Someone at BrowserStack is leaking users' email addresses

Original Article ↗ Hacker News Discussion ↗

Causes of the BrowserStack Email Leak

  • Several hypotheses:
    • Classic data compromise of BrowserStack’s database or email list.
    • Intentional sharing/selling of customer data to third parties or data brokers.
    • Use of a sales-enrichment tool (Apollo) that then redistributed the address.
    • Accidental upload of customer lists to a CRM/enrichment platform by sales staff.
  • Some argue intentional data sharing is more common than breaches; others strongly disagree and say most leaks they see trace back to breaches or careless integrations, not direct selling.
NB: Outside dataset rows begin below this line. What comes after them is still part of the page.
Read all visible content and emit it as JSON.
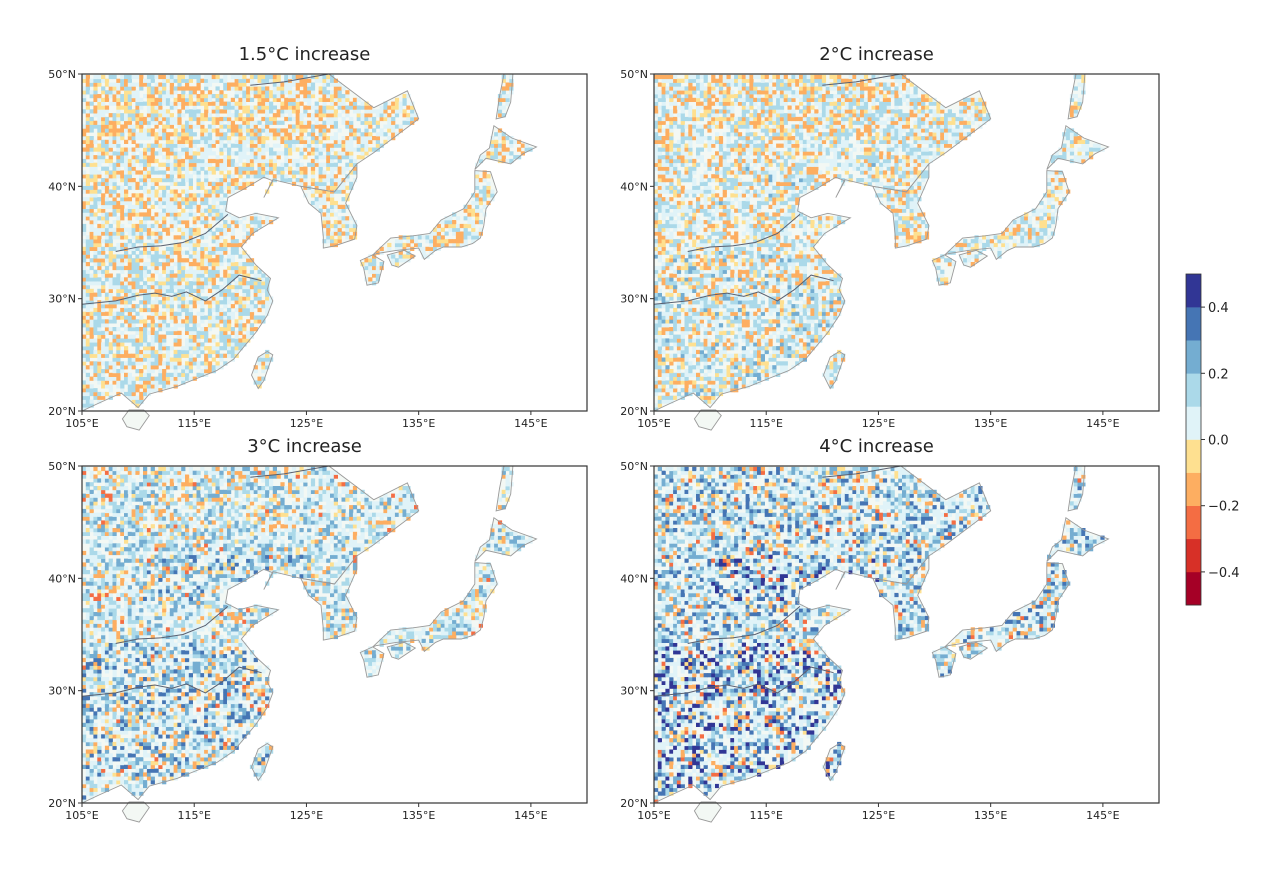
{
  "panels": [
    {
      "title": "1.5°C increase",
      "intensity": 0.25,
      "dry": 0.55
    },
    {
      "title": "2°C increase",
      "intensity": 0.35,
      "dry": 0.45
    },
    {
      "title": "3°C increase",
      "intensity": 0.65,
      "dry": 0.25
    },
    {
      "title": "4°C increase",
      "intensity": 0.95,
      "dry": 0.2
    }
  ],
  "lat_ticks": [
    "50°N",
    "40°N",
    "30°N",
    "20°N"
  ],
  "lon_ticks": [
    "105°E",
    "115°E",
    "125°E",
    "135°E",
    "145°E"
  ],
  "colorbar": {
    "ticks": [
      "0.4",
      "0.2",
      "0.0",
      "−0.2",
      "−0.4"
    ],
    "min": -0.5,
    "max": 0.5,
    "colors": [
      "#a50026",
      "#d73027",
      "#f46d43",
      "#fdae61",
      "#fee090",
      "#e0f3f8",
      "#abd9e9",
      "#74add1",
      "#4575b4",
      "#313695"
    ]
  }
}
Apollo and the Enrichment Ecosystem

  • Multiple comments explain that modern B2B tools (Apollo, ZoomInfo, etc.):
    • “Enrich” leads by aggregating business contact data from many customers.
    • May scrape inboxes or CRMs in exchange for credits.
    • Redistribute contributed contact info to all customers by default, often opt‑out.
  • Several point out this is likely what happened: BrowserStack fed user data into Apollo, which then exposed it to another Apollo customer.

Legality, GDPR, and Responsibility

  • Discussion of GDPR’s “legitimate interests” vs “consent”:
    • Storing customer data in a CRM might be covered.
    • Pushing support or incidental contacts into a global enrichment network likely is not.
  • Some call for large fines; others argue this is “just” unwanted sales contact, not a classic breach.
  • Shared blame suggested: BrowserStack for over-sharing, Apollo for making it too easy and not validating legal bases.

Do Companies Actually Sell Email Lists?

  • Conflicting claims:
    • Some insist companies routinely sell lists or hand everything to brokers.
    • Others say email lists have little enterprise value and that direct list‑selling is rarer than people think.
    • There are anecdotes of bosses buying lists and of specific organizations clearly leaking addresses.

Email Aliasing and Canary Techniques

  • Many describe giving every service a unique address (custom domains, plus‑aliases, relay/masking services).
  • Benefits:
    • Identifying leakers and data brokers.
    • Simple filtering and spam triage.
  • Drawbacks:
    • Some services block or normalize aliases.
    • Catch‑all domains can attract mass spam.
  • Compared to “canary traps”: each alias acts as a leak detector.

Broader Sentiment

  • Strong frustration with opaque data‑sharing, enrichment norms, and opt‑out models.
  • Concern that current practices erode trust and that regulation lags behind the enrichment industry.